Throughout her studies at Fuller, Josephine's passion to reach out to Muslim women continued to grow. However, she had no clear vision for how she was going to carry out that ministry. While the orphanage continued to grow, Josephine completed her studies at Fuller and she and Stephen then returned to Kenya to teach at NEGST. As she prayed, the Lord began to open doors to ministry to Muslin women in a most surprising way—through the orphanage.
Many of the children at the orphanage still had grandparents who lived nearby. In the Kenyan culture, most elderly are cared for by their grown children. The government does not have a social security program and thus elderly people must look to their children for their own care and provision.
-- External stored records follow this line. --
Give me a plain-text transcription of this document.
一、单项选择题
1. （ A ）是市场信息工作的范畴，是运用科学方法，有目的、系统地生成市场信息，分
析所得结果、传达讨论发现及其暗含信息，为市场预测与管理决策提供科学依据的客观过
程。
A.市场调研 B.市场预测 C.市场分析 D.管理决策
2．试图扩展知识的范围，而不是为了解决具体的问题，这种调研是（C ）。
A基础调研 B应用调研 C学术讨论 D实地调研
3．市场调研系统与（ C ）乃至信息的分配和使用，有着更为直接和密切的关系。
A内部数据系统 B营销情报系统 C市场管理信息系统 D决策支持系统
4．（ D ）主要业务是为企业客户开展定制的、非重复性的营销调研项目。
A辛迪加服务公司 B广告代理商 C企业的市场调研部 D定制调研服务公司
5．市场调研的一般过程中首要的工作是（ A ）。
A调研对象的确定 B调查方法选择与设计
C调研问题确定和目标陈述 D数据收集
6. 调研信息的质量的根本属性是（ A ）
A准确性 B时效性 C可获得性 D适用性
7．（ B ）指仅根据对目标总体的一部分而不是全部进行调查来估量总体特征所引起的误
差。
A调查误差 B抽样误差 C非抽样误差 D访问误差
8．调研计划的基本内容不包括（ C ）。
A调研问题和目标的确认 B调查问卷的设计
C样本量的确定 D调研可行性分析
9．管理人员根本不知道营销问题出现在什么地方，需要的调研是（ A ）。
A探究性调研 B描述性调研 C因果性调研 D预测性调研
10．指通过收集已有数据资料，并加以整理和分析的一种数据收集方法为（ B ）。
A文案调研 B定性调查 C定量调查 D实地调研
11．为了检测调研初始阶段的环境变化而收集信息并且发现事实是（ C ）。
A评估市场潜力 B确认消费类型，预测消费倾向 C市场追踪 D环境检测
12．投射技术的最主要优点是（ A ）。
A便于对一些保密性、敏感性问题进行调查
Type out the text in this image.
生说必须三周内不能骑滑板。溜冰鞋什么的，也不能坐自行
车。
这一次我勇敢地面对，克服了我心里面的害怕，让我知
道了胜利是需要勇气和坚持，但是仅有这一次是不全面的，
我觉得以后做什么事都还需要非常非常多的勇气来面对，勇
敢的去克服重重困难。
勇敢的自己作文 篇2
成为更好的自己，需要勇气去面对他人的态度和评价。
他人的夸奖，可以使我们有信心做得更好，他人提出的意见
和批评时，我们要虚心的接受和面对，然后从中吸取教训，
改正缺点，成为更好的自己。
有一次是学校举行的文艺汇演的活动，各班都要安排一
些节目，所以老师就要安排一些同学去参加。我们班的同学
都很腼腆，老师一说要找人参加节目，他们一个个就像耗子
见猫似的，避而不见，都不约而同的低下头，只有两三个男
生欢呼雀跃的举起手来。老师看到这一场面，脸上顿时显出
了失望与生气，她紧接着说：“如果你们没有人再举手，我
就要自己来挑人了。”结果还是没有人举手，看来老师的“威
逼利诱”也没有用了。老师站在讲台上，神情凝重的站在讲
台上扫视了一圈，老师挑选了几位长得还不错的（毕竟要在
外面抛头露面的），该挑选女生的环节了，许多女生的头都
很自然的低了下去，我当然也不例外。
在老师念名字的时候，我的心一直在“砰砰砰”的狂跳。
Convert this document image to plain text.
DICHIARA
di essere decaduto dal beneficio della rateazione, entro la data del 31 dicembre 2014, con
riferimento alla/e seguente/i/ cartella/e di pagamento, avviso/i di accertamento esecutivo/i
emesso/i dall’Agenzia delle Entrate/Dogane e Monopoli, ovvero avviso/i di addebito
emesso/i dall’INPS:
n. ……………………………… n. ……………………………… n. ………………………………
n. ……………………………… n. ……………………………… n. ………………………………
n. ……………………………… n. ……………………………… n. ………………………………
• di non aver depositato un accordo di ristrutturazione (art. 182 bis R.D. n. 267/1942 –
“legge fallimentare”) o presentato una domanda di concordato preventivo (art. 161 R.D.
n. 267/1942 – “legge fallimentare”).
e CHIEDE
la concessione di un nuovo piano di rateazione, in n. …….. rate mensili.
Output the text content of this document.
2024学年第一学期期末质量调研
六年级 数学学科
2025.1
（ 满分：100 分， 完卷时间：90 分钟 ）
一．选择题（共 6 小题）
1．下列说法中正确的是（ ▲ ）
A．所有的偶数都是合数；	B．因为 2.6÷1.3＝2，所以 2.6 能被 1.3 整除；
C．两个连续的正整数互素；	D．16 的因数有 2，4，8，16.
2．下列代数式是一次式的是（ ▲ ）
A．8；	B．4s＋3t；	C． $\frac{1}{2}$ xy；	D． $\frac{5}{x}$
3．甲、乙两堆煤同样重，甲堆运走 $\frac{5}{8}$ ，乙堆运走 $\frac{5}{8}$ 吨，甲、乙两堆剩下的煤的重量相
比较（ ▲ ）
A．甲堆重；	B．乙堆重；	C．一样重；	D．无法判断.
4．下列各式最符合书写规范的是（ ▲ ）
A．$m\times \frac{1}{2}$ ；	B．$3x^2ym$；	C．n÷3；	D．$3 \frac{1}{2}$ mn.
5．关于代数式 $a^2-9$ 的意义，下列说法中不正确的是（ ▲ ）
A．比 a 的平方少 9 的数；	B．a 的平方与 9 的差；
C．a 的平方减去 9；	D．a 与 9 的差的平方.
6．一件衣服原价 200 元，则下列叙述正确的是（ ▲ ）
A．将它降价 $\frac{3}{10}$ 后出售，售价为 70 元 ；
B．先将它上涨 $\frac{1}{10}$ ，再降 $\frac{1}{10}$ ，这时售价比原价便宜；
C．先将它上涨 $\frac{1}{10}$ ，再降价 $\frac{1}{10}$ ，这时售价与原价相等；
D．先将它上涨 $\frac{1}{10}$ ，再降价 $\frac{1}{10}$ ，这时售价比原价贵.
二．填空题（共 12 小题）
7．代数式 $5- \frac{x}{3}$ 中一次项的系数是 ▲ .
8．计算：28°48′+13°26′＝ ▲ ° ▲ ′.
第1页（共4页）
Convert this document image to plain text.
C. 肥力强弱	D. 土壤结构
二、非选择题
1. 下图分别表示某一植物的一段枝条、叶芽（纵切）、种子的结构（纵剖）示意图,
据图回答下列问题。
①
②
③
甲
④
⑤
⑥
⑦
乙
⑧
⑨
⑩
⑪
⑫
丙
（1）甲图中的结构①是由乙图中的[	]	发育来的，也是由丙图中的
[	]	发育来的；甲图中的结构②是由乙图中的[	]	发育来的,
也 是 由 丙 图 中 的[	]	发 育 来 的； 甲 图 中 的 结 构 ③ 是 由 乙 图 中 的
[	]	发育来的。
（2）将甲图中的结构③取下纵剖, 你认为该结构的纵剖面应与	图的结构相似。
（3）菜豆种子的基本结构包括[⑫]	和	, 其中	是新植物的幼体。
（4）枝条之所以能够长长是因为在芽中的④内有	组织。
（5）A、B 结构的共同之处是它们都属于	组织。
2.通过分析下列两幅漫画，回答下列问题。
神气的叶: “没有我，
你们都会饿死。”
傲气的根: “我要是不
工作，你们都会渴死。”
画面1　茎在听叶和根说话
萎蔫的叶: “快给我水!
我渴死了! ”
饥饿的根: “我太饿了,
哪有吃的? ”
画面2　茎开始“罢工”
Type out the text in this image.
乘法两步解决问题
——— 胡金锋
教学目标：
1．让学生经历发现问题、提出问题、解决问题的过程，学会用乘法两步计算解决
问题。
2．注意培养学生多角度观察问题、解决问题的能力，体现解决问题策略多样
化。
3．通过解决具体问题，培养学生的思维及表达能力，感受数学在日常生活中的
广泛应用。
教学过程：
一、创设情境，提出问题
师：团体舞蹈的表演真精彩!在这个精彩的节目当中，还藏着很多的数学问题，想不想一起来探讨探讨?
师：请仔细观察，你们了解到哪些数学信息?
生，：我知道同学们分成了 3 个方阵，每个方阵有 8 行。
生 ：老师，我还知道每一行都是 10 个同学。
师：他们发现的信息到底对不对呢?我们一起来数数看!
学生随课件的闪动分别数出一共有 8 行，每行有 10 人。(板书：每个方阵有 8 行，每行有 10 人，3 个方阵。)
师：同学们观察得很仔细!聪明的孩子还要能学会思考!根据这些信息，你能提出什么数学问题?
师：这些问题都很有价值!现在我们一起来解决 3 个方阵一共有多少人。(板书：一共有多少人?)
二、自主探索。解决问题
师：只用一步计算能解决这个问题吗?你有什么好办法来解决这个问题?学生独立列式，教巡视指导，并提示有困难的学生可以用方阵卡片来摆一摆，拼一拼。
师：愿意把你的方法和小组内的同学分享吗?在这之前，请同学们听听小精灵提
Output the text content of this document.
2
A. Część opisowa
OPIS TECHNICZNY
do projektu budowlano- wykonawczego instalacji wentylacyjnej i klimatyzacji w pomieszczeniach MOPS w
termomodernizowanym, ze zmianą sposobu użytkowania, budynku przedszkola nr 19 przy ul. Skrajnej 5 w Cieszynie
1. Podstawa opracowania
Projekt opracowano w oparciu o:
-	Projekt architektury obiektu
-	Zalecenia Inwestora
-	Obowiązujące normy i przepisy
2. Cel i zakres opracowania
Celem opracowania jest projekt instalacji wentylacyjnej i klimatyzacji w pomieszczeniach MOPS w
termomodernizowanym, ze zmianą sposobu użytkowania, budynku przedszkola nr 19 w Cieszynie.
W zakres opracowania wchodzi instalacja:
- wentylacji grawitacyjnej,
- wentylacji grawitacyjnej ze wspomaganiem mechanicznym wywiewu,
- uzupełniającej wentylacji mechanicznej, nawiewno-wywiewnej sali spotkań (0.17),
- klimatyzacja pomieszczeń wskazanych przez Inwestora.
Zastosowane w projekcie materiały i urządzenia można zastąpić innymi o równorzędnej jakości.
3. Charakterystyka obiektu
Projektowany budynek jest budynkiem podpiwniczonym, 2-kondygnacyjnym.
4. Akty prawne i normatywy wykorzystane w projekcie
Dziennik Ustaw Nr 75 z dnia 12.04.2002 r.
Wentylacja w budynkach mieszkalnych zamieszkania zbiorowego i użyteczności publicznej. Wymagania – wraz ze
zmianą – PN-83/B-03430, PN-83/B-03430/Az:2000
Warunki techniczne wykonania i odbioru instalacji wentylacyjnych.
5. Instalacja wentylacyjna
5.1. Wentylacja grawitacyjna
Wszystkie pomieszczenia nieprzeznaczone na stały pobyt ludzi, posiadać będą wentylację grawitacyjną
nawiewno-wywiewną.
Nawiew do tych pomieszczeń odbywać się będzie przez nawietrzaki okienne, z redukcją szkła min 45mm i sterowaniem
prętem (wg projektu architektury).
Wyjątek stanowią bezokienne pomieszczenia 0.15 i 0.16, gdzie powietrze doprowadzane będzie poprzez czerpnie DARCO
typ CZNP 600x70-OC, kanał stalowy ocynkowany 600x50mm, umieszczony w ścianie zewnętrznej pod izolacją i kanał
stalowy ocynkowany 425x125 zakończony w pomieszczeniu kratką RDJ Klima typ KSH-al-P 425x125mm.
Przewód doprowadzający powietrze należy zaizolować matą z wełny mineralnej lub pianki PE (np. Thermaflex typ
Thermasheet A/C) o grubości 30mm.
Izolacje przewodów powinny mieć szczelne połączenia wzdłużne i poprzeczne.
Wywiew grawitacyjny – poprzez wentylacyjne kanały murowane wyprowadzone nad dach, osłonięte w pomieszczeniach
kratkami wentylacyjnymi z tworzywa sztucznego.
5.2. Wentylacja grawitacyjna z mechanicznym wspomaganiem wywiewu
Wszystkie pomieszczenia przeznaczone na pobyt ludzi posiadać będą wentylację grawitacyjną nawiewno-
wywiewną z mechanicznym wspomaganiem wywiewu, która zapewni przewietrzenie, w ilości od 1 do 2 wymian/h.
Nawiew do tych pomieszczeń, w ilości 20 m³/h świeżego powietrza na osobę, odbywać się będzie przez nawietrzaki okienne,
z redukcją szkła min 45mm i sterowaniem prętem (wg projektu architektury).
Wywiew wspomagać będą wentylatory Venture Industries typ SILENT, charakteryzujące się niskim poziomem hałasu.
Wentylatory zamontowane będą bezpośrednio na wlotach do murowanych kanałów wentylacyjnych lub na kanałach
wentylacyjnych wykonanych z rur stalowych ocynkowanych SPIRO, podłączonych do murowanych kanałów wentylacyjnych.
When adults die of AIDS, they not only leave behind children who need care, but also their own parents who depend on them for their needs. Many of the children who have come to the orphanage have been brought by grandparents who lack the means to support themselves, let alone their grandchildren. And many of these grandparents are Muslims. The orphanage has opened the door for Josephine to connect with many of the grandmothers of these children and she spends one week a month in Makobe, overseeing that ministry and cultivating relationships with the Muslim women in the area, many of whom are looking for hope and answers.
Josephine's vision doesn’t end with the orphanage. The next step in that ministry is to develop several economic empowerment projects for women of the region. She has found that holistic projects such as these not only provide some financial means, but give Muslim women the freedom to explore their questions of faith as well.
In addition to the orphanage, economic empowerment projects and teaching at NEGST, Josephine has a great passion to teach the church how to witness to Muslims through both the scriptures and through the way they live their lives. She is also developing training materials for use in seminaries, Bible schools and local churches seeking to reach out to their Muslim friends, neighbors and family members.
Leadership, AIDS orphans, and Islam: Josephine and Steven represent wonderful examples of gifted Christian leaders who, with CISF's support, will train up a whole new generation of pastors and teachers to help the church take on the most pressing issues facing Africa today.